The fix above (i.e. everything after # end of reproduceable example) can be simplified to just deleting the kafka cluster and znode, deleting the logs pvc and re-deploying the kafka cluster and znode:

kubectl delete -f - <<EOF
---
apiVersion: zookeeper.stackable.tech/v1alpha1
kind: ZookeeperZnode
metadata:
  name: simple-kafka-znode
---
apiVersion: kafka.stackable.tech/v1alpha1
kind: KafkaCluster
metadata:
  name: simple-kafka
EOF

# now delete the pvc too: log-dirs-simple-kafka-broker-default-0
kubectl delete pvc log-dirs-simple-kafka-broker-default-0

kubectl apply -f - <<EOF
---
apiVersion: zookeeper.stackable.tech/v1alpha1
kind: ZookeeperZnode
metadata:
  name: simple-kafka-znode
spec:
  clusterRef:
    name: simple-zk
---
apiVersion: kafka.stackable.tech/v1alpha1
kind: KafkaCluster
metadata:
  name: simple-kafka
spec:
  image:
    productVersion: 3.3.1
    stackableVersion: 23.4.1
  clusterConfig:
    zookeeperConfigMapName: simple-kafka-znode
  brokers:
    roleGroups:
      default:
        replicas: 1
EOF
paulocabrita-ionos commented 1 year ago

I think the PVC is the issue. I deleted the PVC as you said, installed again and... it worked like a charm.
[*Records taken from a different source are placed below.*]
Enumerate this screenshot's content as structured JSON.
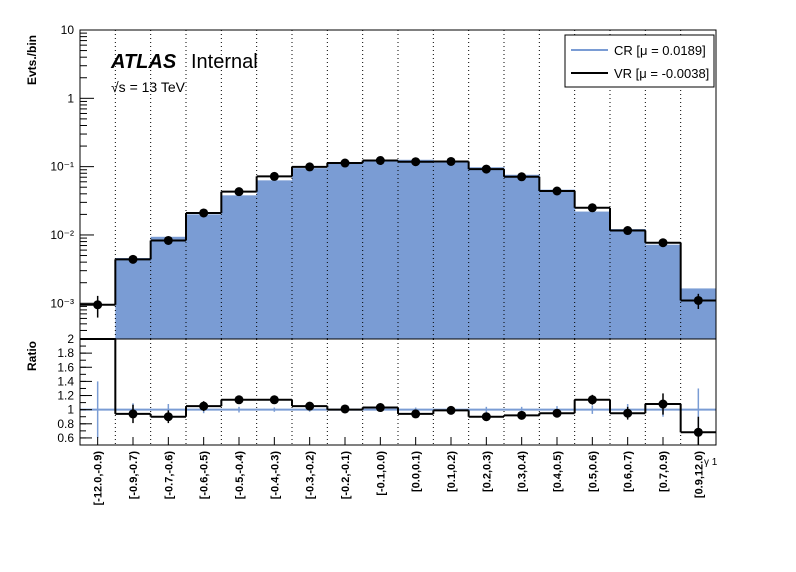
{
  "chart_data": {
    "type": "histogram-ratio",
    "atlas_label": "ATLAS",
    "atlas_suffix": "Internal",
    "energy_label": "√s = 13 TeV",
    "ylabel_top": "Evts./bin",
    "ylabel_bottom": "Ratio",
    "xlabel": "γ 1",
    "top_yscale": "log",
    "top_ylim": [
      0.0003,
      10
    ],
    "top_ytick_labels": [
      "10⁻³",
      "10⁻²",
      "10⁻¹",
      "1",
      "10"
    ],
    "bottom_ylim": [
      0.5,
      2.0
    ],
    "bottom_ytick_labels": [
      "0.6",
      "0.8",
      "1",
      "1.2",
      "1.4",
      "1.6",
      "1.8",
      "2"
    ],
    "categories": [
      "[-12.0,-0.9)",
      "[-0.9,-0.7)",
      "[-0.7,-0.6)",
      "[-0.6,-0.5)",
      "[-0.5,-0.4)",
      "[-0.4,-0.3)",
      "[-0.3,-0.2)",
      "[-0.2,-0.1)",
      "[-0.1,0.0)",
      "[0.0,0.1)",
      "[0.1,0.2)",
      "[0.2,0.3)",
      "[0.3,0.4)",
      "[0.4,0.5)",
      "[0.5,0.6)",
      "[0.6,0.7)",
      "[0.7,0.9)",
      "[0.9,12.0)"
    ],
    "series": [
      {
        "name": "CR [μ = 0.0189]",
        "style": "filled",
        "color": "#7a9cd4",
        "values": [
          0.0003,
          0.0046,
          0.0094,
          0.02,
          0.038,
          0.063,
          0.095,
          0.113,
          0.12,
          0.126,
          0.12,
          0.098,
          0.076,
          0.046,
          0.022,
          0.0122,
          0.0072,
          0.00165
        ]
      },
      {
        "name": "VR [μ = -0.0038]",
        "style": "line-with-points",
        "color": "#000000",
        "values": [
          0.00095,
          0.0044,
          0.0083,
          0.021,
          0.043,
          0.072,
          0.099,
          0.113,
          0.123,
          0.118,
          0.119,
          0.092,
          0.071,
          0.044,
          0.025,
          0.0116,
          0.0077,
          0.0011
        ],
        "errors_rel": [
          0.35,
          0.07,
          0.07,
          0.04,
          0.03,
          0.025,
          0.02,
          0.02,
          0.02,
          0.02,
          0.02,
          0.02,
          0.025,
          0.03,
          0.04,
          0.06,
          0.08,
          0.25
        ]
      }
    ],
    "ratio": {
      "values": [
        3.2,
        0.94,
        0.9,
        1.05,
        1.14,
        1.14,
        1.05,
        1.0,
        1.03,
        0.94,
        0.99,
        0.9,
        0.92,
        0.95,
        1.14,
        0.95,
        1.08,
        0.68
      ],
      "markers": [
        null,
        0.94,
        0.9,
        1.05,
        1.14,
        1.14,
        1.05,
        1.01,
        1.03,
        0.94,
        0.99,
        0.9,
        0.92,
        0.95,
        1.14,
        0.95,
        1.08,
        0.68
      ],
      "marker_errors": [
        0,
        0.13,
        0.09,
        0.07,
        0.04,
        0.04,
        0.03,
        0.03,
        0.03,
        0.03,
        0.03,
        0.04,
        0.04,
        0.05,
        0.07,
        0.09,
        0.15,
        0.22
      ],
      "reference_errors": [
        0.4,
        0.09,
        0.08,
        0.05,
        0.04,
        0.03,
        0.03,
        0.03,
        0.03,
        0.03,
        0.03,
        0.04,
        0.04,
        0.05,
        0.06,
        0.08,
        0.1,
        0.3
      ]
    },
    "legend_position": "top-right",
    "grid": "vertical-dotted"
  }
}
adwk67 commented 1 year ago

/stackable/config/server.properties includes log.dirs=/stackable/data/topicdata and /stackable/data/topicdata contains the /stackable/data/topicdata/meta.properties file with contents such as cluster.id=DN1ekhLQQm68zv7-MsMriw, so it makes sense that deleting the logs pvc would clear the value of cluster.id.

adwk67 commented 1 year ago

To summarise:

Still to do:

adwk67 commented 1 year ago

This issue can be closed as deleting the ZNode (simple-kafka-znode) removes the cluster co-ordination state: if the ZNode is not deleted, the other steps (removing the kafka cluster, upgrading the operator and then deploying the kafka cluster) do not require the logs pvcs to be removed.